A perfect end to the Chelsea captain’s time with the club


(Chelsea FC)

Chelsea’s final match of the Premier League season meant absolutely nothing. They had already wrapped up the title for the second time in three years, rebounding from a shocking 10th-place finish last season, and their opponents, Sunderland, were bottom of the table and couldn’t have been more relegated.

So, in the 26th minute of this completely meaningless preamble to Chelsea being presented with the trophy, Sunderland played the ball out and №26 John Terry, the most successful captain in Chelsea’s history, exited his final match with the club as his teammates lined up to give him a guard of honor before he was replaced by new captain Gary Cahill.

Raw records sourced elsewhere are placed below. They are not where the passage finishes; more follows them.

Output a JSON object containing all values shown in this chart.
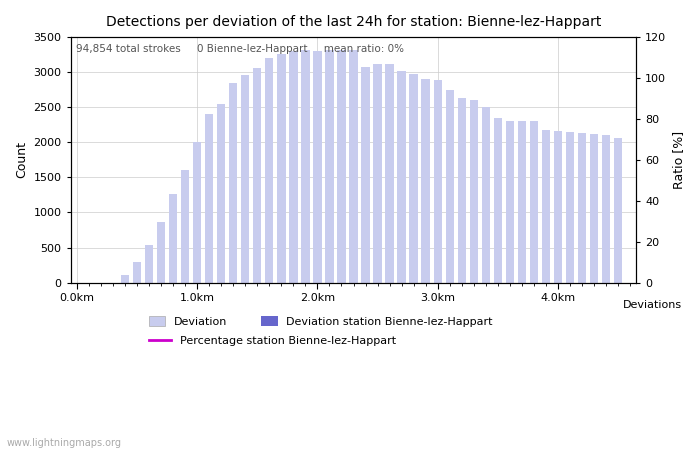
{
  "title": "Detections per deviation of the last 24h for station: Bienne-lez-Happart",
  "subtitle": "94,854 total strokes     0 Bienne-lez-Happart     mean ratio: 0%",
  "ylabel_left": "Count",
  "ylabel_right": "Ratio [%]",
  "xlabel": "Deviations",
  "ylim_left": [
    0,
    3500
  ],
  "ylim_right": [
    0,
    120
  ],
  "yticks_left": [
    0,
    500,
    1000,
    1500,
    2000,
    2500,
    3000,
    3500
  ],
  "yticks_right": [
    0,
    20,
    40,
    60,
    80,
    100,
    120
  ],
  "xtick_labels": [
    "0.0km",
    "1.0km",
    "2.0km",
    "3.0km",
    "4.0km"
  ],
  "bar_color_light": "#c8ccee",
  "bar_color_dark": "#6666cc",
  "line_color": "#cc00cc",
  "background_color": "#ffffff",
  "grid_color": "#cccccc",
  "watermark": "www.lightningmaps.org",
  "bar_positions": [
    0.1,
    0.2,
    0.3,
    0.4,
    0.5,
    0.6,
    0.7,
    0.8,
    0.9,
    1.0,
    1.1,
    1.2,
    1.3,
    1.4,
    1.5,
    1.6,
    1.7,
    1.8,
    1.9,
    2.0,
    2.1,
    2.2,
    2.3,
    2.4,
    2.5,
    2.6,
    2.7,
    2.8,
    2.9,
    3.0,
    3.1,
    3.2,
    3.3,
    3.4,
    3.5,
    3.6,
    3.7,
    3.8,
    3.9,
    4.0,
    4.1,
    4.2,
    4.3,
    4.4,
    4.5
  ],
  "bar_heights": [
    0,
    0,
    0,
    110,
    290,
    530,
    870,
    1270,
    1610,
    2010,
    2410,
    2540,
    2840,
    2960,
    3060,
    3200,
    3260,
    3300,
    3310,
    3300,
    3320,
    3320,
    3310,
    3080,
    3110,
    3110,
    3010,
    2980,
    2900,
    2890,
    2740,
    2630,
    2600,
    2500,
    2350,
    2310,
    2310,
    2300,
    2170,
    2160,
    2150,
    2130,
    2120,
    2110,
    2060
  ]
}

It was later revealed that Terry himself came up with this choreography and Sunderland manager David Moyes agreed to it before the match, but a little more planning probably should’ve gone into it since it took until the 28th minute for the substitution to actually take place. Chelsea went on to win 5–1 and, for them, the day couldn’t have been more perfect. They became the first top-flight club to get 30 wins in a 38-game season, Spurs finished with a club record 86 points and still finished seven points behind the Blues with Hugo Lloris conceding a goal in a 7–1 win to give the Golden Glove award to Thibaut Courtois, and Arsenal finished fifth—outside of Champions League qualification for the first time in 19 years.

But the Terry moment was what everyone fixated on. To Chelsea fans, it was a deserved and emotional send-off, and to everyone else, it was an insult to the game and an affront on common decency.

This made it the perfect way for John Terry to end his Chelsea career, over which he has endeared himself to supporters and repulsed everyone else in equal measure. An understated and conventional farewell would’ve been totally wrong for someone who has lifted more trophies over his 19 seasons than his club had in 93 years of existence before he joined the team and been stripped of the England captaincy not once, but twice.

To fixate on whether it was right or wrong is to miss the transcendence of this ending to one of the Premier League’s most enduring one-man morality plays. In John Terry’s final moments on the pitch at Stamford Bridge, he reminded supporters why they love him and everyone else why they hate him. He even managed to squeeze in one last FA investigation. Incredible.